Salerno

La squalifica di Ronaldo e l'assenza per infortunio di Busellato rappresentano un bel problema per mister Bollini che, da tempo, a centrocampo deve fare i conti con una sorta di emergenza che, a lungo andare, rischia di penalizzare oltremodo la Salernitana. Dopodomani, a cospetto di un Bari molto più forte di quanto non dica la classifica, il trainer bergamasco riconfermerà la diga Minala-Odjer e dovrà scegliere chi sarà il terzo calciatore a completare la linea mediana. Il ballottaggio, obbligato, è quello tra Francesco Della Rocca e Antonio Zito, il primo molto disciplinato tatticamente e bravo negli inserimenti senza palla, il secondo beniamino del pubblico ed elemento di grandissima personalità che, in gare del genere, potrebbe risultare determinante. Non a caso Zito sembra nettamente favorito e si sta allenando al massimo per convincere l'allenatore, orientato a schierare i granata con un 4-3-3 camaleontico e pronto a trasformarsi in un più accorto 4-4-2 in fase di non possesso.
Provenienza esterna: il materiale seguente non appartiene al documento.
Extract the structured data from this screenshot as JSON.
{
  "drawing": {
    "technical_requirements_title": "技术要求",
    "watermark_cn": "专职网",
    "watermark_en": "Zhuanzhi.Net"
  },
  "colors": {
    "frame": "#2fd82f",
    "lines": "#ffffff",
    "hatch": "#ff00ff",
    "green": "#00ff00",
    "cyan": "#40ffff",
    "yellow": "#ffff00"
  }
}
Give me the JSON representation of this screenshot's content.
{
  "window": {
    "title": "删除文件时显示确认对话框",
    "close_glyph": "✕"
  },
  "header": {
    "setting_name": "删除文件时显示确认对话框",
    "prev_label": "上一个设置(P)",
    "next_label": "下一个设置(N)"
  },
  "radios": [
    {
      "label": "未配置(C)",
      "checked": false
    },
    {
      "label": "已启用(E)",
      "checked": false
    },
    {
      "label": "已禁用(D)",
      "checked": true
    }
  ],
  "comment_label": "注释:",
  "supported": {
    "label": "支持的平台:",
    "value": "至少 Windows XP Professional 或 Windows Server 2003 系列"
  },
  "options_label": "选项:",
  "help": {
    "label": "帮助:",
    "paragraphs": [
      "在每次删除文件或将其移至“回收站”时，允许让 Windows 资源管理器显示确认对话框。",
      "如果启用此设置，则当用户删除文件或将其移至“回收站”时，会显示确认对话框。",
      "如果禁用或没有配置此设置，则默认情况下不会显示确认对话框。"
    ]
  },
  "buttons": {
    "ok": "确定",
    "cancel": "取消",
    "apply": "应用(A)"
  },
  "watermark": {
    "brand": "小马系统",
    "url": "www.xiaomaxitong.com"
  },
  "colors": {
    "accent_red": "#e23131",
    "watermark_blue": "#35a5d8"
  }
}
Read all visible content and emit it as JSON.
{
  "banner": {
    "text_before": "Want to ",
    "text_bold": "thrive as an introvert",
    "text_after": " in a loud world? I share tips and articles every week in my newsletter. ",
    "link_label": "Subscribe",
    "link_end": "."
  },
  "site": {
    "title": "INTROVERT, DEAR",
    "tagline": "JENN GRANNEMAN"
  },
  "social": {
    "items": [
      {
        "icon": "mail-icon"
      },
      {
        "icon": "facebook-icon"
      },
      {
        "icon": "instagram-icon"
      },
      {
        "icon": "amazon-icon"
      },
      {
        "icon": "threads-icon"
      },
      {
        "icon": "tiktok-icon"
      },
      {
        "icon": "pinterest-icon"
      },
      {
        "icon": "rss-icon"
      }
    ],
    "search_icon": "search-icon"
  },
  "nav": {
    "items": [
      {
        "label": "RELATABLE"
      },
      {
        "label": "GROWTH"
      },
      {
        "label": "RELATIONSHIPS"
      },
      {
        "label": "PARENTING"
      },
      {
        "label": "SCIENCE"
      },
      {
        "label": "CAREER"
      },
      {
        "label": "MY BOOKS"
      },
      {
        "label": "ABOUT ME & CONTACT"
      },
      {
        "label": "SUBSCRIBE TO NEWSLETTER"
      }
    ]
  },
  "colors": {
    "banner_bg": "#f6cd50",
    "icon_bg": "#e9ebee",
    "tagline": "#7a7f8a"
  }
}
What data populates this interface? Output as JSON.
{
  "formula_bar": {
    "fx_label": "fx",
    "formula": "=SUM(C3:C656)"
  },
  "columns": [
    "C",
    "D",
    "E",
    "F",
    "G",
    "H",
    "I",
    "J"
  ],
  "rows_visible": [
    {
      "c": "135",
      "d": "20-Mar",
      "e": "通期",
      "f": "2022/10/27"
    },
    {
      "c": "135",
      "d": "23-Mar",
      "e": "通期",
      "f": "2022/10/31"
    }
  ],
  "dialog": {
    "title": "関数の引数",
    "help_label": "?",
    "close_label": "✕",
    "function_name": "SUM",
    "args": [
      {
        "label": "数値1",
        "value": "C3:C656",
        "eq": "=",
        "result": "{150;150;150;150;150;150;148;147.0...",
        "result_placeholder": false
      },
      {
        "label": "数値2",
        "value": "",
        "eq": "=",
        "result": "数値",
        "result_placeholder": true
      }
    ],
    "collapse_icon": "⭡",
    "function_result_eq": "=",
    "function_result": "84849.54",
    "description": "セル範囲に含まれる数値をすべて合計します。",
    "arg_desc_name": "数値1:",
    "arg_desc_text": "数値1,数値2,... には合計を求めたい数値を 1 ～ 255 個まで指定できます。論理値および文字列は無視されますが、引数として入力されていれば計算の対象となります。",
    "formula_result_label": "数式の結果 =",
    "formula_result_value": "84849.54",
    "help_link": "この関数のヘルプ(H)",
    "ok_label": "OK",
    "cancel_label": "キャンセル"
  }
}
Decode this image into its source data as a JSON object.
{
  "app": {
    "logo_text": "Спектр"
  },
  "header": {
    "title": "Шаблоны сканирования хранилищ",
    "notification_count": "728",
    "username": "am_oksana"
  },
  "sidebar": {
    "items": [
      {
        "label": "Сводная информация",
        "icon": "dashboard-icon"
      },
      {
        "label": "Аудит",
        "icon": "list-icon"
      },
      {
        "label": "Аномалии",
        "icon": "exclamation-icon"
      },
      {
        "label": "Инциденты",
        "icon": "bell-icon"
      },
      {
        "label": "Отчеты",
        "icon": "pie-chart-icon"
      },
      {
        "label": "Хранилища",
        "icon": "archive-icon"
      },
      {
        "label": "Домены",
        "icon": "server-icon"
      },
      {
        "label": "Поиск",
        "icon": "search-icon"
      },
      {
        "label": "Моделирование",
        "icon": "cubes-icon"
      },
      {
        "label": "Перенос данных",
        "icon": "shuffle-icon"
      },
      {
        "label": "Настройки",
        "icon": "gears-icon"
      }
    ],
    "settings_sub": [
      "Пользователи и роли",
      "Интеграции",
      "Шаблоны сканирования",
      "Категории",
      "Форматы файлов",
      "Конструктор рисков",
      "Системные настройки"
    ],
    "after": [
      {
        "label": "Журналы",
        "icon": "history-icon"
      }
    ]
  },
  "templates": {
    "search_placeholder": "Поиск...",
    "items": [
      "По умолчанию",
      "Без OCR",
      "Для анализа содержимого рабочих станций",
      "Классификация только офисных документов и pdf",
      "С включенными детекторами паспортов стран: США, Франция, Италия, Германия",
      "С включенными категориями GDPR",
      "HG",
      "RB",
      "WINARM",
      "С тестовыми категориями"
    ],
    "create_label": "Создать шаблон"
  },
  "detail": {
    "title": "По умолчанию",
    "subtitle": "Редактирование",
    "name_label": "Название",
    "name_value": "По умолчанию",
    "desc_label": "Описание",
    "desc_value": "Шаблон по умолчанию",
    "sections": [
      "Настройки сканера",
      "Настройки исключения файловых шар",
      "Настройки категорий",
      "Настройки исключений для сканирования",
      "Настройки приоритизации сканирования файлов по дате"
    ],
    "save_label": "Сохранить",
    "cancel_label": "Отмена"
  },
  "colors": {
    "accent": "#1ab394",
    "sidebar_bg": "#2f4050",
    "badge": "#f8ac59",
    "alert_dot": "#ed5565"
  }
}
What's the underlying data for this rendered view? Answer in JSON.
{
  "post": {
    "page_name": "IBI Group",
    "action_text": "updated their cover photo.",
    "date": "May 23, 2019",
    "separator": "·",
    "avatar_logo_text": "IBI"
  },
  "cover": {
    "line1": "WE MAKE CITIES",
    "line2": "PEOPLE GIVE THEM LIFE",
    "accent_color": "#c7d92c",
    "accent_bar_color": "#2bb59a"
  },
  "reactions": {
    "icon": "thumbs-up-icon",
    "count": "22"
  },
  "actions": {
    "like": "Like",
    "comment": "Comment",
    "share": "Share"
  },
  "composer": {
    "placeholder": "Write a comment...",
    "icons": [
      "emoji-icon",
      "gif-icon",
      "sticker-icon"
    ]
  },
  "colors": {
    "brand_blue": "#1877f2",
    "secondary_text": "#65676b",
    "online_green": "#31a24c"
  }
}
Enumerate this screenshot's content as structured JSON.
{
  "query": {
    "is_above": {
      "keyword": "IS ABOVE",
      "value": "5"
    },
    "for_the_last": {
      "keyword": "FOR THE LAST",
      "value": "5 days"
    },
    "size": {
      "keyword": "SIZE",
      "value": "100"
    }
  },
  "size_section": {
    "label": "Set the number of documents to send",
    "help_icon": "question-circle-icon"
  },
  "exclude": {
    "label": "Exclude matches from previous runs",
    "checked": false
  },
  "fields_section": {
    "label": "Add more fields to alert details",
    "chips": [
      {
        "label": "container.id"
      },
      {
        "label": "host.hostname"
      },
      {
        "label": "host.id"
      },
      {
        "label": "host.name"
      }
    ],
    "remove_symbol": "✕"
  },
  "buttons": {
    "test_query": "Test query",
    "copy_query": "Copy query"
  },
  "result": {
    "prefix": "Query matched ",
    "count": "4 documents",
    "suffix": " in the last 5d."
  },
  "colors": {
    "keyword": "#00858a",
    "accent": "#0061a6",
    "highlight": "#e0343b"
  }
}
Zito, come noto, ha una specie di conto aperto con il Bari. Un'esultanza polemica qualche anno fa scatenò l'ira del pubblico biancorosso e, nella sfida d'andata, la curva Nord lo fischiò per tutto l'arco della gara, un atteggiamento che fece discutere e animò il dibattito sul web. "Siamo gemallati e offendono un giocatore che indossa la maglia granata" uno dei pareri più diffusi, "Se Mandorlini allenava il Bari, lo avremmo accolto con un applauso?" la risposta di chi difende a tutti i costi il gemellaggio ricordando che Zito, ai tempi dell'Avellino, provocò il popolo barese creando uno strappo insanabile. Martedì, però, si gioca a Salerno e la speranza è che l'antica amicizia tra le due tifoserie spinga gli ultras ospiti ad assumere un comportamento meno ostile nei confronti di un giocatore della Salernitana.